On the market you will find a variety of sizes, types and manufacturers. Prices for wooden manual grape presses range between EUR 170 and EUR 500. Prices for metal manual grape presses, which I have seen are smaller than wooden ones, range between EUR 65 and 170.
I used a wooden grape press.
We pour the pressed grapes into the grape press, after making sure to put a basin at the outlet to collect the must.
Immediately you will see the must flowing.
Then, as you will see in the next photos, we prepare the grape press to start pressing.
We place the two semi-circular pieces of wood on top of the grape pulp, and then pair and alternate the other sticks until we reach the top of the grape press.
Finally, add the ratchet head.
Attention. For convenience we should lubricate the ratchet shaft and mechanism. Lubrication should be done with olive oil and not other oil (e.g. engine oil) to avoid contamination of the wort with chemicals.
Start and work the mechanism, squeezing the grape pulp. The squeezing should be done gradually. In between, we should allow time for the must to flow.
Detailed instructions on how to operate a grape press can be found at
Then, a useful and informative video on how to prepare and operate a grape press (from 1:00 onwards):
Finishing the pressing, we have gotten the grapes must while our grape remains will look like the picture below. You can use this material in your compost.
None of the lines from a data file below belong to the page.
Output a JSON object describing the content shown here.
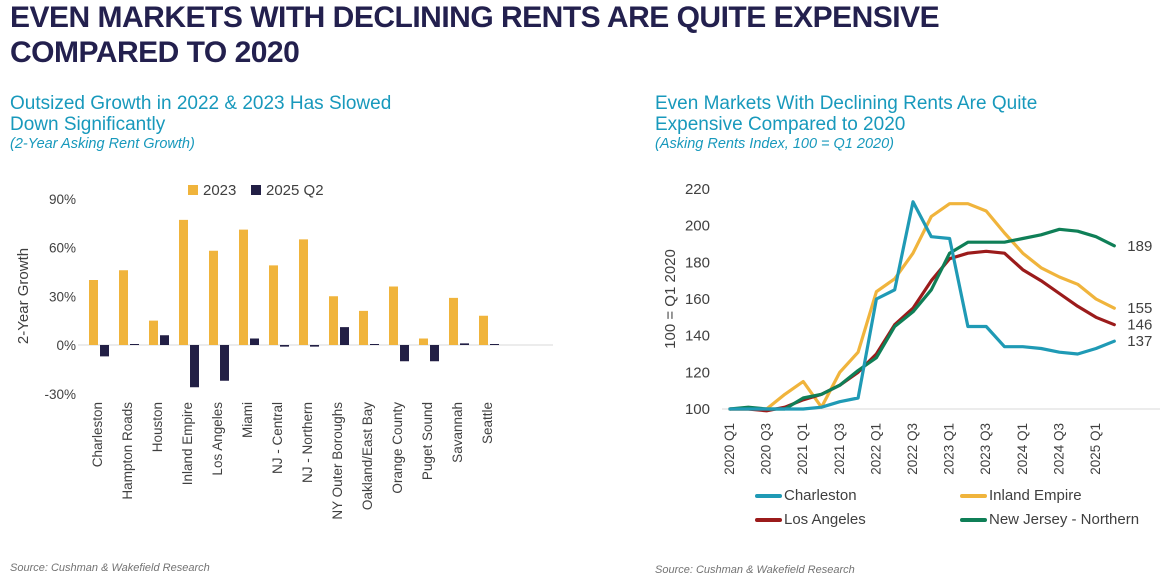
{
  "page": {
    "title_line1": "EVEN MARKETS WITH DECLINING RENTS ARE QUITE EXPENSIVE",
    "title_line2": "COMPARED TO 2020"
  },
  "left_panel": {
    "heading_line1": "Outsized Growth in 2022 & 2023 Has Slowed",
    "heading_line2": "Down Significantly",
    "subtitle": "(2-Year Asking Rent Growth)",
    "source": "Source: Cushman & Wakefield Research"
  },
  "right_panel": {
    "heading_line1": "Even Markets With Declining Rents Are Quite",
    "heading_line2": "Expensive Compared to 2020",
    "subtitle": "(Asking Rents Index, 100 = Q1 2020)",
    "source": "Source: Cushman & Wakefield Research"
  },
  "colors": {
    "title_navy": "#23204E",
    "heading_teal": "#1899BC",
    "axis_text": "#404040",
    "baseline_gray": "#ECECEC",
    "source_gray": "#737373"
  },
  "chart_data": [
    {
      "type": "bar",
      "title": "Outsized Growth in 2022 & 2023 Has Slowed Down Significantly",
      "subtitle": "(2-Year Asking Rent Growth)",
      "ylabel": "2-Year Growth",
      "ylim": [
        -30,
        90
      ],
      "yticks": [
        90,
        60,
        30,
        0,
        -30
      ],
      "ytick_suffix": "%",
      "grid": false,
      "legend_position": "top",
      "categories": [
        "Charleston",
        "Hampton Roads",
        "Houston",
        "Inland Empire",
        "Los Angeles",
        "Miami",
        "NJ - Central",
        "NJ - Northern",
        "NY Outer Boroughs",
        "Oakland/East Bay",
        "Orange County",
        "Puget Sound",
        "Savannah",
        "Seattle"
      ],
      "series": [
        {
          "name": "2023",
          "color": "#F0B43C",
          "values": [
            40,
            46,
            15,
            77,
            58,
            71,
            49,
            65,
            30,
            21,
            36,
            4,
            29,
            18
          ]
        },
        {
          "name": "2025 Q2",
          "color": "#221F45",
          "values": [
            -7,
            0,
            6,
            -26,
            -22,
            4,
            -1,
            -1,
            11,
            0,
            -10,
            -10,
            1,
            0
          ]
        }
      ]
    },
    {
      "type": "line",
      "title": "Even Markets With Declining Rents Are Quite Expensive Compared to 2020",
      "subtitle": "(Asking Rents Index, 100 = Q1 2020)",
      "ylabel": "100 = Q1 2020",
      "ylim": [
        100,
        220
      ],
      "yticks": [
        220,
        200,
        180,
        160,
        140,
        120,
        100
      ],
      "grid": false,
      "legend_position": "bottom",
      "x": [
        "2020 Q1",
        "2020 Q2",
        "2020 Q3",
        "2020 Q4",
        "2021 Q1",
        "2021 Q2",
        "2021 Q3",
        "2021 Q4",
        "2022 Q1",
        "2022 Q2",
        "2022 Q3",
        "2022 Q4",
        "2023 Q1",
        "2023 Q2",
        "2023 Q3",
        "2023 Q4",
        "2024 Q1",
        "2024 Q2",
        "2024 Q3",
        "2024 Q4",
        "2025 Q1",
        "2025 Q2"
      ],
      "xticks_shown": [
        "2020 Q1",
        "2020 Q3",
        "2021 Q1",
        "2021 Q3",
        "2022 Q1",
        "2022 Q3",
        "2023 Q1",
        "2023 Q3",
        "2024 Q1",
        "2024 Q3",
        "2025 Q1"
      ],
      "series": [
        {
          "name": "Charleston",
          "color": "#1F9AB5",
          "end_label": 137,
          "values": [
            100,
            100,
            100,
            100,
            100,
            101,
            104,
            106,
            160,
            165,
            213,
            194,
            193,
            145,
            145,
            134,
            134,
            133,
            131,
            130,
            133,
            137
          ]
        },
        {
          "name": "Inland Empire",
          "color": "#F0B43C",
          "end_label": 155,
          "values": [
            100,
            100,
            100,
            108,
            115,
            101,
            120,
            131,
            164,
            171,
            185,
            205,
            212,
            212,
            208,
            196,
            185,
            177,
            172,
            168,
            160,
            155
          ]
        },
        {
          "name": "Los Angeles",
          "color": "#9B1B1B",
          "end_label": 146,
          "values": [
            100,
            100,
            99,
            101,
            105,
            108,
            113,
            120,
            130,
            146,
            155,
            170,
            182,
            185,
            186,
            185,
            176,
            170,
            163,
            156,
            150,
            146
          ]
        },
        {
          "name": "New Jersey - Northern",
          "color": "#0F7F57",
          "end_label": 189,
          "values": [
            100,
            101,
            100,
            100,
            106,
            108,
            113,
            121,
            128,
            145,
            153,
            165,
            185,
            191,
            191,
            191,
            193,
            195,
            198,
            197,
            194,
            189
          ]
        }
      ]
    }
  ]
}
Nothing is wasted!
Cleaning the must
The next and final step is cleaning the must.
The purpose of cleaning is to remove from the must any grape residues or other foreign bodies that have fallen into it.
I personally do the cleaning by passing the wort simultaneously through tulle and a strainer with very small holes.
What you will notice is that the tulle dulls relatively quickly from the wort materials and you will need to clean or replace it regularly.